Прежде чем Марья Николаевна успела ответить на этот вопрос, Скворцова проговорила:

— Марья Николаевна об этом не спрашивали-с, а прямо велели мне стать на колени и заставили в ноги им кланяться, когда я сказала, что вы не позволяете ставить больших на колени! Марья Николаевна не любит выпускных.

— Она мне нагрубила, — начала Марья Николаевна.

— Да разве можно не грубить вам, если дети составили о вас такое мнение? — с пренебрежением произнесла Анна Васильевна.

— Марье Николаевне полечиться бы надобно, — вмешалась Зубова. — Она, бедненькая, нездорова все.

— Здесь не больница и не богадельня! — с раздражительностью произнесла Анна Васильевна. — Если вы чувствуете себя дурно, если вас все волнует, то кто мешает вам оставить место? Вы знаете — здесь насильно людей не держат.

Анна Васильевна велела Скворцовой встать и, с пренебрежением взглянув на Марью Николаевну, отошла к другим воспитанницам посмотреть их работы; около нее вертелась и юлила толстая Ольга Никифоровна, тихим и вкрадчивым голосом передававшая начальнице разные мелкие сплетни.

Прошло около получаса, когда в комнате появился какой-то приземистый и довольно коренастый господин с большим орденом на шее, с гладко выбритым лицом, с коротко остриженными волосами, тщательно приглаженными на висках вперед в виде шор, и с оловянными глазами. Что-то сухое, деревянное и черствое было во всей фигуре этого господина. Это был доктор Федор Федорович Грохов, обрусевший немец, член благотворительных обществ и казначей приюта. Анна Васильевна встретила его с заискивающей улыбкой, на которую не последовало никакого ответа. Густые брови обрусевшего немца хмурились по-прежнему угрюмо и сердито.

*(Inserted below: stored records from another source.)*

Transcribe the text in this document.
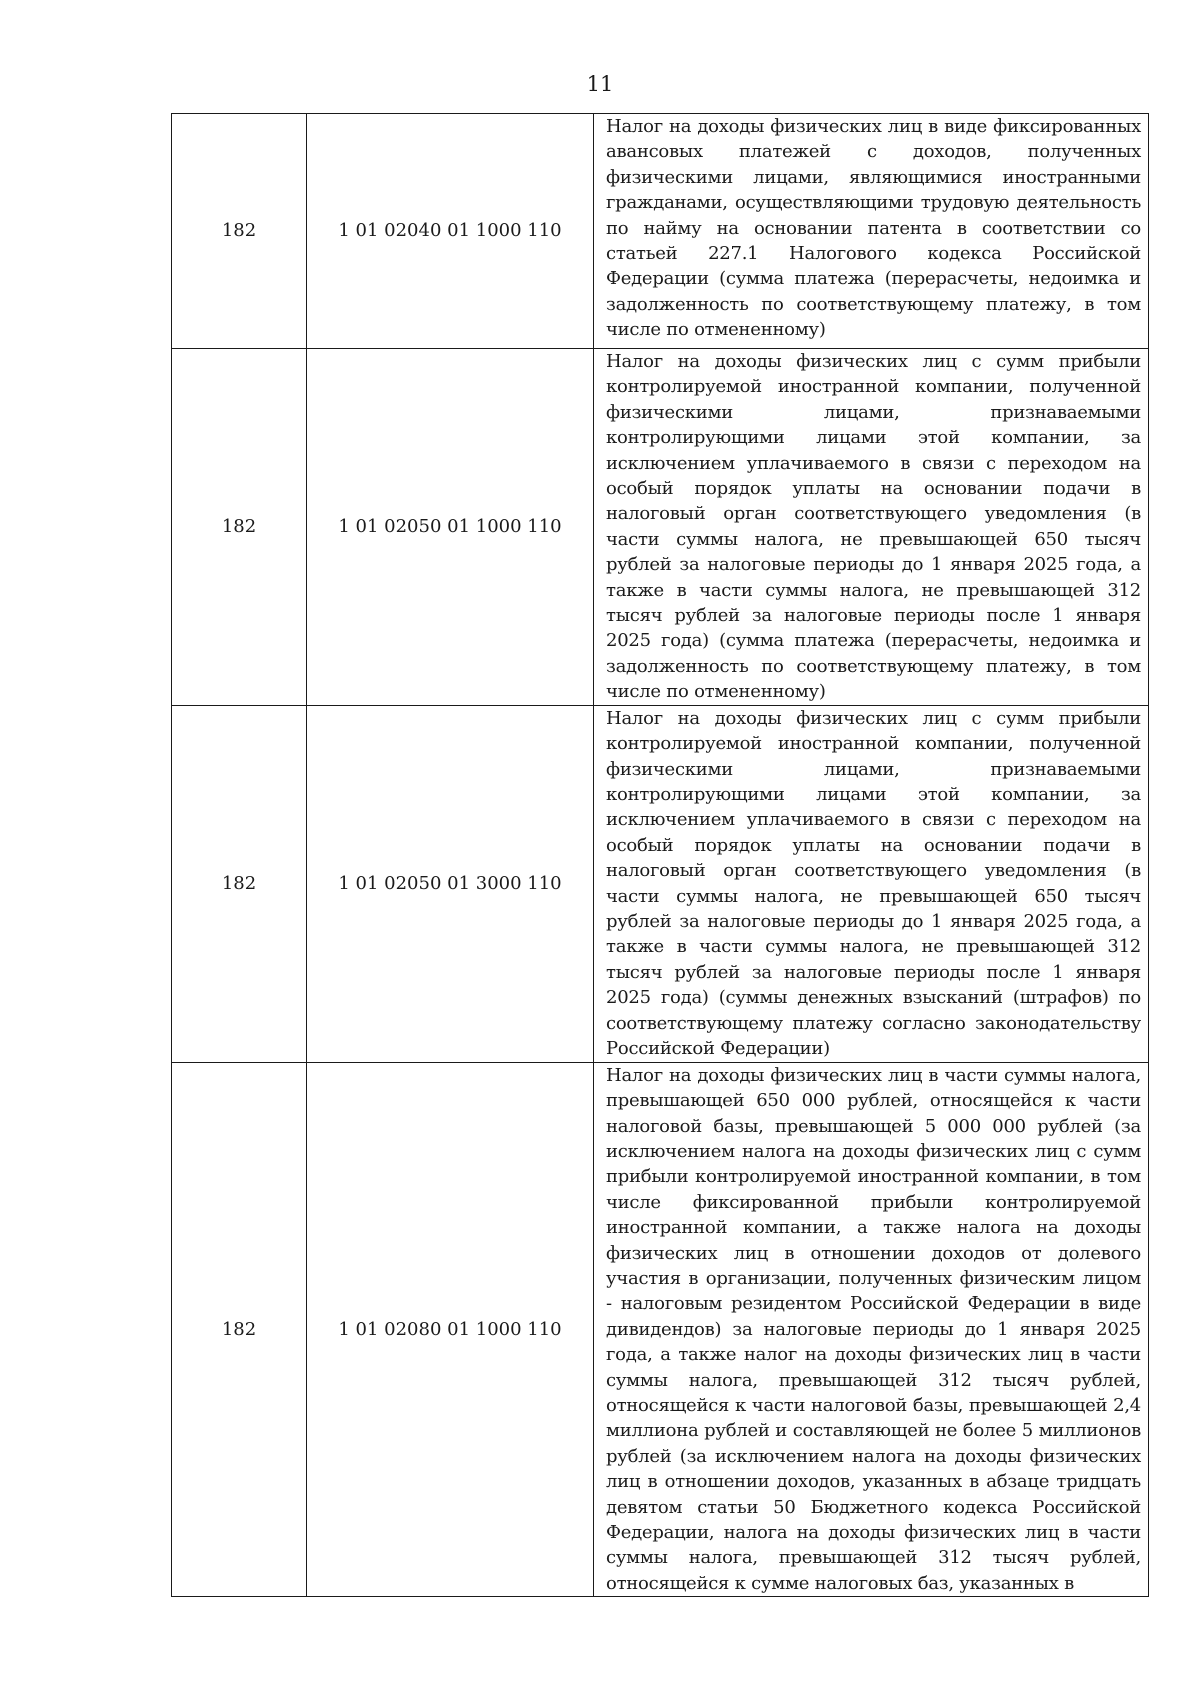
11
182	1 01 02040 01 1000 110	Налог на доходы физических лиц в виде фиксированных авансовых платежей с доходов, полученных физическими лицами, являющимися иностранными гражданами, осуществляющими трудовую деятельность по найму на основании патента в соответствии со статьей 227.1 Налогового кодекса Российской Федерации (сумма платежа (перерасчеты, недоимка и задолженность по соответствующему платежу, в том числе по отмененному)
182	1 01 02050 01 1000 110	Налог на доходы физических лиц с сумм прибыли контролируемой иностранной компании, полученной физическими лицами, признаваемыми контролирующими лицами этой компании, за исключением уплачиваемого в связи с переходом на особый порядок уплаты на основании подачи в налоговый орган соответствующего уведомления (в части суммы налога, не превышающей 650 тысяч рублей за налоговые периоды до 1 января 2025 года, а также в части суммы налога, не превышающей 312 тысяч рублей за налоговые периоды после 1 января 2025 года) (сумма платежа (перерасчеты, недоимка и задолженность по соответствующему платежу, в том числе по отмененному)
182	1 01 02050 01 3000 110	Налог на доходы физических лиц с сумм прибыли контролируемой иностранной компании, полученной физическими лицами, признаваемыми контролирующими лицами этой компании, за исключением уплачиваемого в связи с переходом на особый порядок уплаты на основании подачи в налоговый орган соответствующего уведомления (в части суммы налога, не превышающей 650 тысяч рублей за налоговые периоды до 1 января 2025 года, а также в части суммы налога, не превышающей 312 тысяч рублей за налоговые периоды после 1 января 2025 года) (суммы денежных взысканий (штрафов) по соответствующему платежу согласно законодательству Российской Федерации)
182	1 01 02080 01 1000 110	Налог на доходы физических лиц в части суммы налога, превышающей 650 000 рублей, относящейся к части налоговой базы, превышающей 5 000 000 рублей (за исключением налога на доходы физических лиц с сумм прибыли контролируемой иностранной компании, в том числе фиксированной прибыли контролируемой иностранной компании, а также налога на доходы физических лиц в отношении доходов от долевого участия в организации, полученных физическим лицом - налоговым резидентом Российской Федерации в виде дивидендов) за налоговые периоды до 1 января 2025 года, а также налог на доходы физических лиц в части суммы налога, превышающей 312 тысяч рублей, относящейся к части налоговой базы, превышающей 2,4 миллиона рублей и составляющей не более 5 миллионов рублей (за исключением налога на доходы физических лиц в отношении доходов, указанных в абзаце тридцать девятом статьи 50 Бюджетного кодекса Российской Федерации, налога на доходы физических лиц в части суммы налога, превышающей 312 тысяч рублей, относящейся к сумме налоговых баз, указанных в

— Есть больные? — обратился он к Зубовой на ломаном русском языке; Грохов презирал этот язык «татар» и потому в течение сорокалетней жизни в России не выучился говорить по-русски.

— Маленькая Иванова нездорова, — ответила Зубова.

Доктору представили маленькую бледную девочку. Он посмотрел на нее своими бесстрастными оловянными глазами и сквозь зубы промолвил:

— Язик.

Девочка с испугом и недоумением взглянула на доктора; ей еще впервые приходилось лечиться.